Peter Jackson, CEO of leading online gaming conglomerate Flutter Entertainment, highlighted the business’ scale and subsequent ability to invest in its products as being behind its crossing of the profitability threshold.

In H1 2023, the Flutter reported profitability on both a US and group-wide basis. In the company’s earnings call, Jackson highlighted the business had previously expected 2023 to be the year in which the threshold was met.

“I think it’s important we remember the context a few years ago,” Jackson said. “We knew this year would be the tipping point, we reached that milestone earlier because the business is bigger than we anticipated.

“We knew this year would be profitable, we’ve proved the model works, we will continue to acquire and invest in as many companies as we possibly can.”

Jackson emphasises the importance of scale

The executive emphasised Flutter’s size, revenue and market share as the business retained its title as the largest online gaming business in the world, as well as the US.

As such, the company recorded a 47% share of the total US sports betting market, which is down 3% from the company’s total in 2022. Despite this small decline, Jackson said he was satisfied with the business’ results for the quarter.

Flutter CEO Peter Jackson
Flutter CEO Peter Jackson

“When I look at our performance in Q2 with a 47% market share, yes it is down a bit on last year, but then our competitors were pulling back from the market last year,” he said.

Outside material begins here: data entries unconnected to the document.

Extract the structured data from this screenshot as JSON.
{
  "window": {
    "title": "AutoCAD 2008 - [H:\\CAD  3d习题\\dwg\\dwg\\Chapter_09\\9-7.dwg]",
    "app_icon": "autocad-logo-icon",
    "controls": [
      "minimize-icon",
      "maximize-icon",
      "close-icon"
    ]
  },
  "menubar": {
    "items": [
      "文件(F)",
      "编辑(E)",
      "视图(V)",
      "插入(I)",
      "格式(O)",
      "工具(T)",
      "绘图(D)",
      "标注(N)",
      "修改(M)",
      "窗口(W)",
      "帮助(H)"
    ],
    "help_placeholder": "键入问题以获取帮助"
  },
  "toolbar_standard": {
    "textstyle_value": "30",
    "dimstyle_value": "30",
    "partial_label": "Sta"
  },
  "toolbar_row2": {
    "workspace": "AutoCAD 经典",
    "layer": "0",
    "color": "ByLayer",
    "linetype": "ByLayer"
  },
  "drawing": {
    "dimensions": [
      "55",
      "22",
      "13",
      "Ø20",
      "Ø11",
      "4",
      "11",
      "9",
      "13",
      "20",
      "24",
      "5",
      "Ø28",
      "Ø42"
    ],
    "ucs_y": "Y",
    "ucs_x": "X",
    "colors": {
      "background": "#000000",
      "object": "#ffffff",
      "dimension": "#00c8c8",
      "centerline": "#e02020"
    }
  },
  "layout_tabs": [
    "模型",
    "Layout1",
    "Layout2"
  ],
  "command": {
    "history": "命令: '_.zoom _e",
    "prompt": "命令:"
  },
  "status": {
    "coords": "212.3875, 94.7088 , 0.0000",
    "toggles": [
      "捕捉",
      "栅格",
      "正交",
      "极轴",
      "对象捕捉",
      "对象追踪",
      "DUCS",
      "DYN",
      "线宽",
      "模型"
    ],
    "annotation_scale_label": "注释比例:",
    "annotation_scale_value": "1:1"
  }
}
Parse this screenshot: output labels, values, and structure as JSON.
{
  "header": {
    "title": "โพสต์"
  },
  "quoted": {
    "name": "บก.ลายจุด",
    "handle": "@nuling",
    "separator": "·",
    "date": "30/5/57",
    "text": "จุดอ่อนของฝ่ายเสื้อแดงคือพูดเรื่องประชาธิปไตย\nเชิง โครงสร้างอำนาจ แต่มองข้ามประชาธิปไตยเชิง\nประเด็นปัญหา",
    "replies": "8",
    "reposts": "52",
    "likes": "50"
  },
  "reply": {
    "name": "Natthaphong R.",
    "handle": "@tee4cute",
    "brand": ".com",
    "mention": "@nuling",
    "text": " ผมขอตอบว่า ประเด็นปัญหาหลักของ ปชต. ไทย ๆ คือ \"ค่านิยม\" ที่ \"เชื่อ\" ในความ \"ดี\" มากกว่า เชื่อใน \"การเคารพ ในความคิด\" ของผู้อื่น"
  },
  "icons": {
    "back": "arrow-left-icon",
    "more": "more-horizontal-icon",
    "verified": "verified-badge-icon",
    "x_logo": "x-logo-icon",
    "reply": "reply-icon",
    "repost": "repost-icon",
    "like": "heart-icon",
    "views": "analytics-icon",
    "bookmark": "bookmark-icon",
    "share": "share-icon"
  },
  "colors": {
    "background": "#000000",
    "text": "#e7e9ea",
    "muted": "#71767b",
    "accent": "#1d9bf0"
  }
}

Jackson pointed to the size of the business allowing it to invest in the quality of product, enhancing user acquisition and player value.

“We make 50% more money from our customers from handle than our competitors do,” said Jackson. “Our product that is best in the market today is a fast-moving target.”

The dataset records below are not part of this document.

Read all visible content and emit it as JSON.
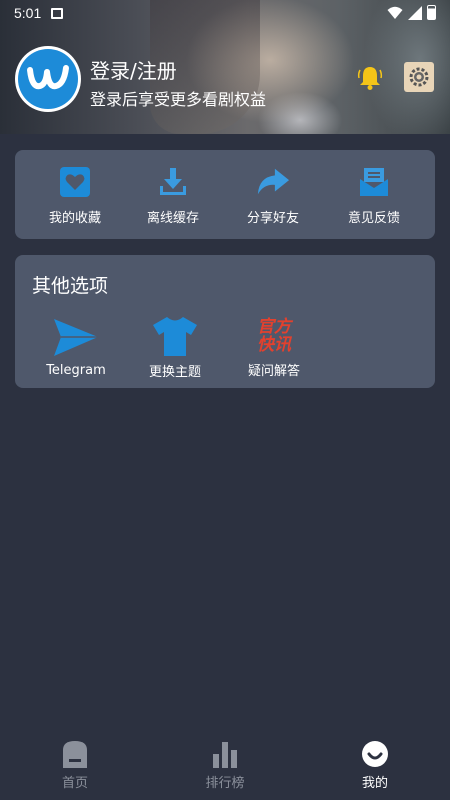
{
  "status_bar": {
    "time": "5:01"
  },
  "header": {
    "login_title": "登录/注册",
    "login_subtitle": "登录后享受更多看剧权益"
  },
  "quick_actions": [
    {
      "label": "我的收藏",
      "icon": "heart-box-icon"
    },
    {
      "label": "离线缓存",
      "icon": "download-icon"
    },
    {
      "label": "分享好友",
      "icon": "share-arrow-icon"
    },
    {
      "label": "意见反馈",
      "icon": "mail-icon"
    }
  ],
  "other_options": {
    "title": "其他选项",
    "items": [
      {
        "label": "Telegram",
        "icon": "telegram-icon"
      },
      {
        "label": "更换主题",
        "icon": "tshirt-icon"
      },
      {
        "label": "疑问解答",
        "icon": "official-news-icon",
        "icon_text_top": "官方",
        "icon_text_bottom": "快讯"
      }
    ]
  },
  "bottom_nav": [
    {
      "label": "首页",
      "icon": "home-icon",
      "active": false
    },
    {
      "label": "排行榜",
      "icon": "chart-bars-icon",
      "active": false
    },
    {
      "label": "我的",
      "icon": "smile-icon",
      "active": true
    }
  ],
  "colors": {
    "background": "#2c3140",
    "card": "#4f586b",
    "accent_blue": "#1d8bd8",
    "news_red": "#e2412e",
    "bell_yellow": "#f5c518",
    "nav_inactive": "#8b909b"
  }
}
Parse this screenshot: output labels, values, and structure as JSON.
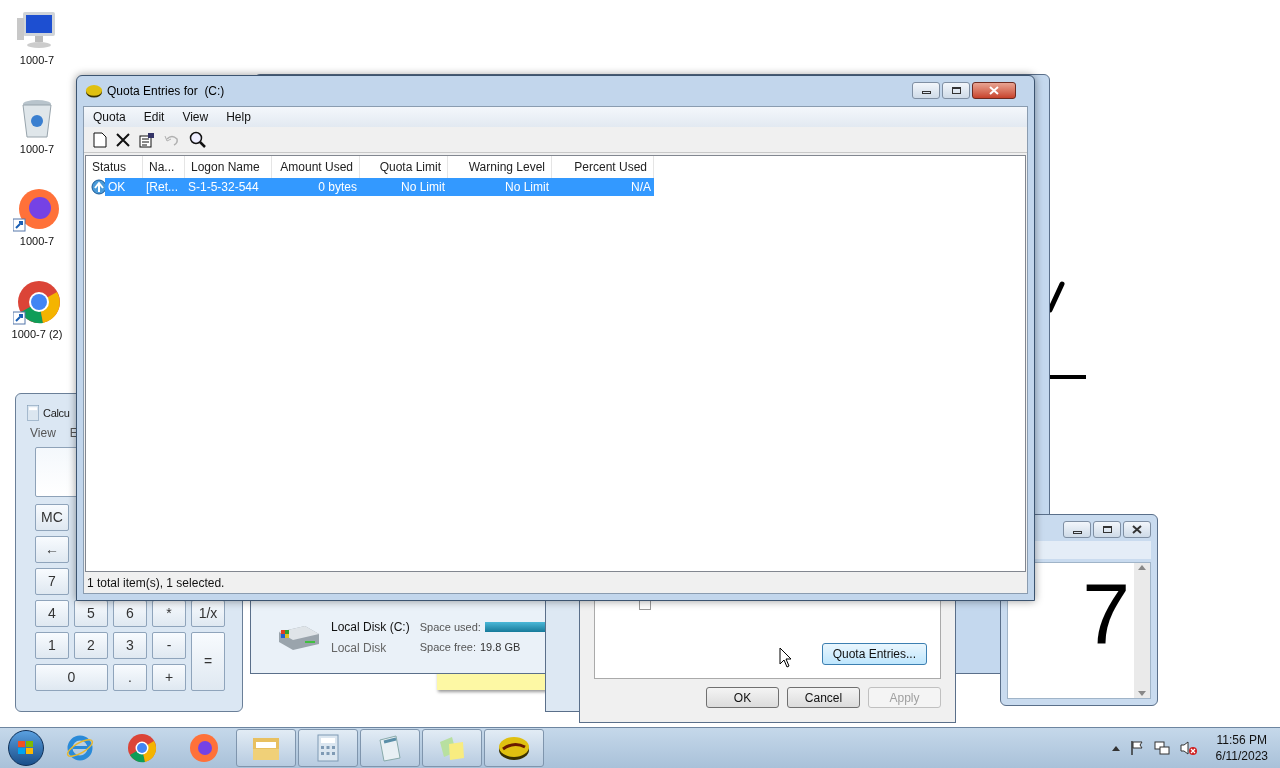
{
  "desktop_icons": [
    {
      "kind": "computer",
      "label": "1000-7"
    },
    {
      "kind": "recycle",
      "label": "1000-7"
    },
    {
      "kind": "firefox",
      "label": "1000-7"
    },
    {
      "kind": "chrome",
      "label": "1000-7 (2)"
    }
  ],
  "calculator": {
    "title": "Calcu",
    "menu": [
      "View",
      "E"
    ],
    "buttons": [
      "MC",
      "←",
      "7",
      "4",
      "5",
      "6",
      "*",
      "1/x",
      "1",
      "2",
      "3",
      "-",
      "=",
      "0",
      ".",
      "+"
    ]
  },
  "explorer": {
    "drive_name": "Local Disk (C:)",
    "drive_type": "Local Disk",
    "space_used_label": "Space used:",
    "space_free_label": "Space free:",
    "space_free": "19.8 GB"
  },
  "properties_dialog": {
    "log_checkbox_checked": false,
    "quota_entries_button": "Quota Entries...",
    "buttons": [
      {
        "label": "OK",
        "disabled": false
      },
      {
        "label": "Cancel",
        "disabled": false
      },
      {
        "label": "Apply",
        "disabled": true
      }
    ]
  },
  "notepad": {
    "text": "7"
  },
  "quota_window": {
    "title": "Quota Entries for  (C:)",
    "menu": [
      "Quota",
      "Edit",
      "View",
      "Help"
    ],
    "toolbar": [
      {
        "kind": "new",
        "disabled": false
      },
      {
        "kind": "delete",
        "disabled": false
      },
      {
        "kind": "properties",
        "disabled": false
      },
      {
        "kind": "undo",
        "disabled": true
      },
      {
        "kind": "find",
        "disabled": false
      }
    ],
    "columns": [
      "Status",
      "Na...",
      "Logon Name",
      "Amount Used",
      "Quota Limit",
      "Warning Level",
      "Percent Used"
    ],
    "rows": [
      {
        "selected": true,
        "cells": [
          "OK",
          "[Ret...",
          "S-1-5-32-544",
          "0 bytes",
          "No Limit",
          "No Limit",
          "N/A"
        ]
      }
    ],
    "status_bar": "1 total item(s), 1 selected."
  },
  "taskbar": {
    "items": [
      {
        "kind": "ie",
        "framed": false
      },
      {
        "kind": "chrome",
        "framed": false
      },
      {
        "kind": "firefox",
        "framed": false
      },
      {
        "kind": "explorer",
        "framed": true
      },
      {
        "kind": "calculator",
        "framed": true
      },
      {
        "kind": "notepad",
        "framed": true
      },
      {
        "kind": "sticky",
        "framed": true
      },
      {
        "kind": "quota",
        "framed": true
      }
    ],
    "clock_time": "11:56 PM",
    "clock_date": "6/11/2023"
  }
}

Flutter bullish on growing leading position

“On the igaming share – we’re ambitious,” said Jackson, highlighting the prospects of the business boosting its online casino offering and subsequent market share.

While leading in the sports betting market, the operator has traditionally been only the third largest online casino business in the US, behind Entain-MGM joint venture BetMGM and DraftKings.

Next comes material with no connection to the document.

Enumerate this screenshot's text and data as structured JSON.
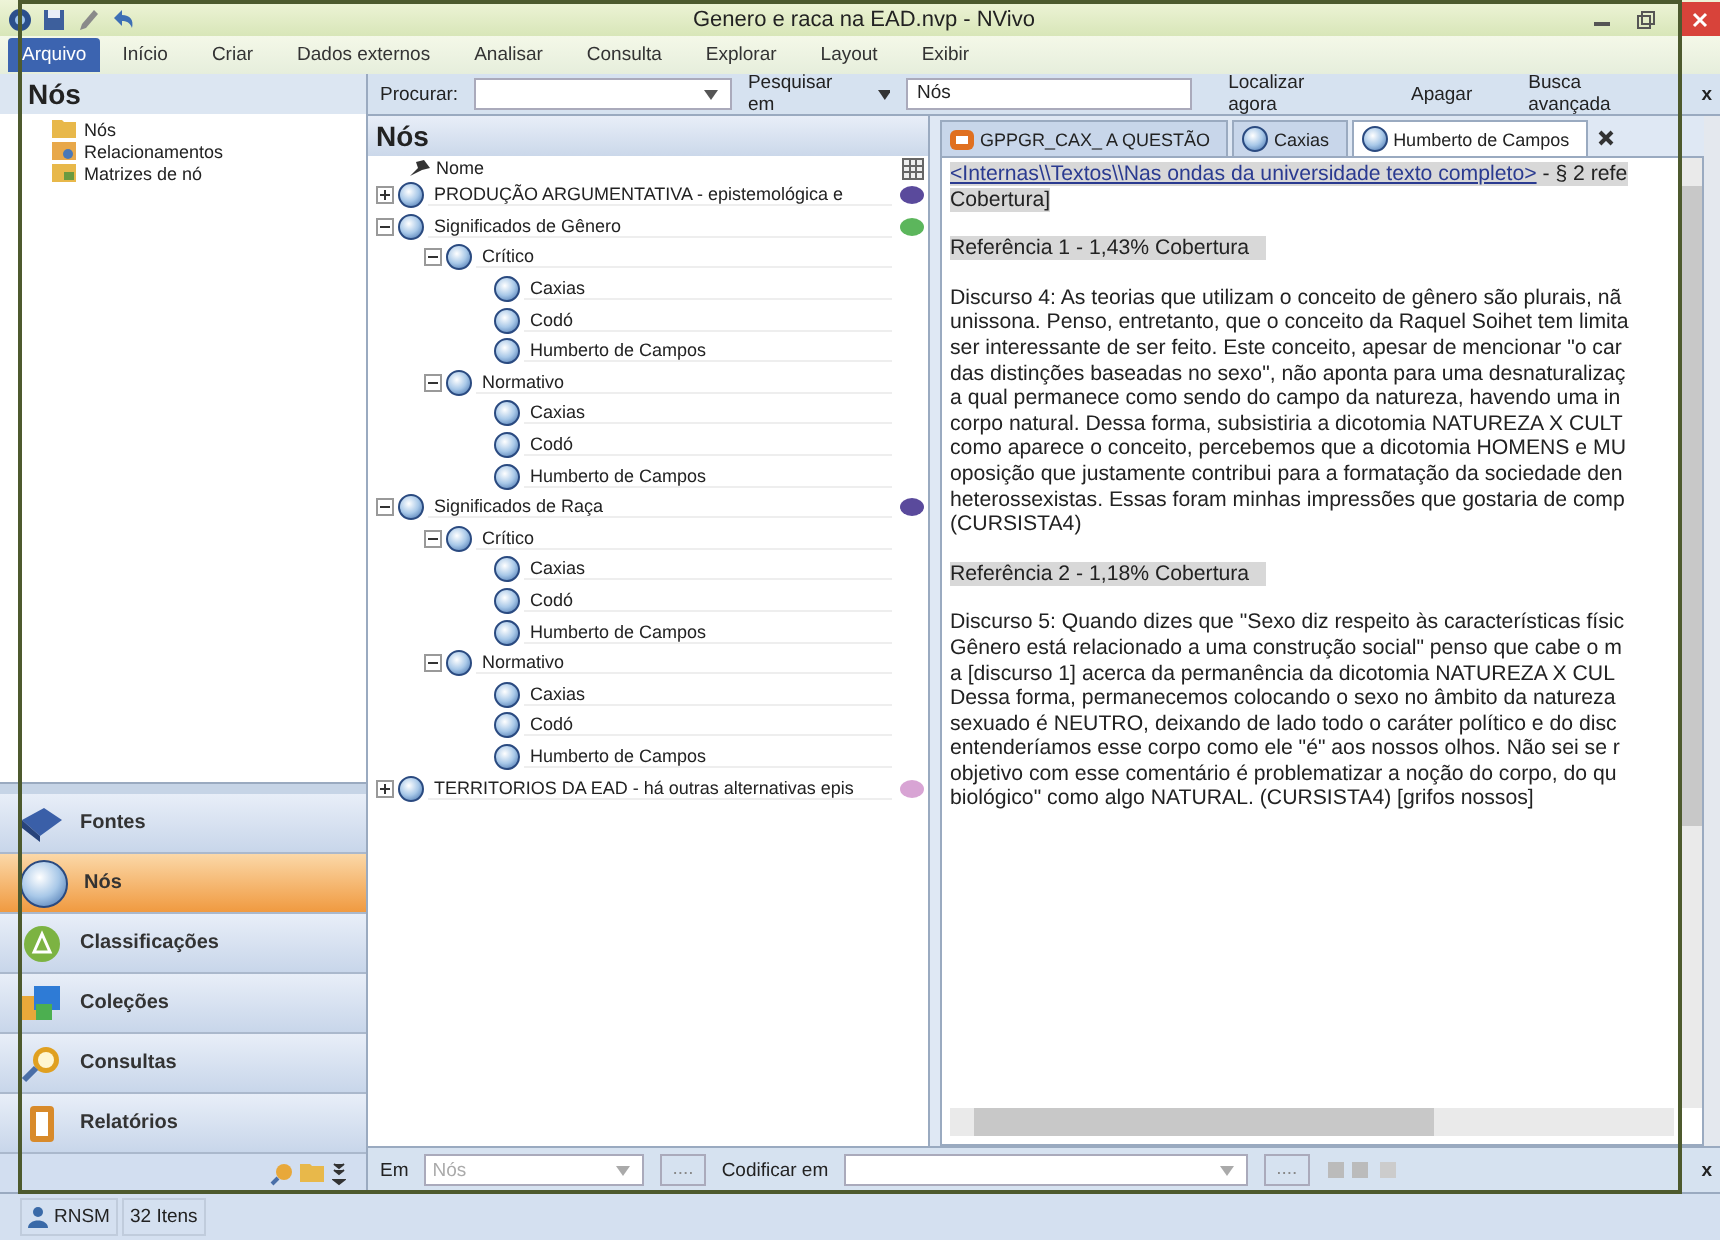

Jackson acknowledged mistakes had been made in the past concerning the quality of the product – but highlighted the company increasing its market share to 23% in the US.

“We knew last year our product wasn’t good enough, we see this as a multi-year operation,” he said.

“We’ve been really pleased in the way the business has grown in share. We’ve got exciting plans into next year as well.

“We think we’ll get into product leadership next year. We are the world’s biggest online casino operator – we know how to do this stuff – we just haven’t always brought those capabilities to the US.”

Will Flutter launch second brand in US?

At the end of July Fox Corporation and Flutter jointly announced the businesses would be closing their sports betting joint venture Fox Bet.

Jackson said while the sportsbook will close, the corporate entity will continue, meaning Flutter will retain its market access agreement for Pokerstars.

“We think it’ll be a good brand for when igaming expands in the US,” said Jackson. While he said the brand had “primarily been focused on poker first”, he said Flutter was “not averse” to utilising multiple brands.

Jackson reacts to ESPN deal

Last night, ESPN announced it would be entering into sports betting in partnership with Penn Entertainment.

Jackson reacted to the deal – emphasising it is the norm for the business to face fierce competition in the US.

“We always anticipate a highly competitive environment, this year will be no different,” said Jackson.

“A few people say they will make a bit of a splash this year. You asked me if we looked at deals and transactions in the US market, we do the ones we want we want to do, and leave the others to do the ones we don’t want to do.”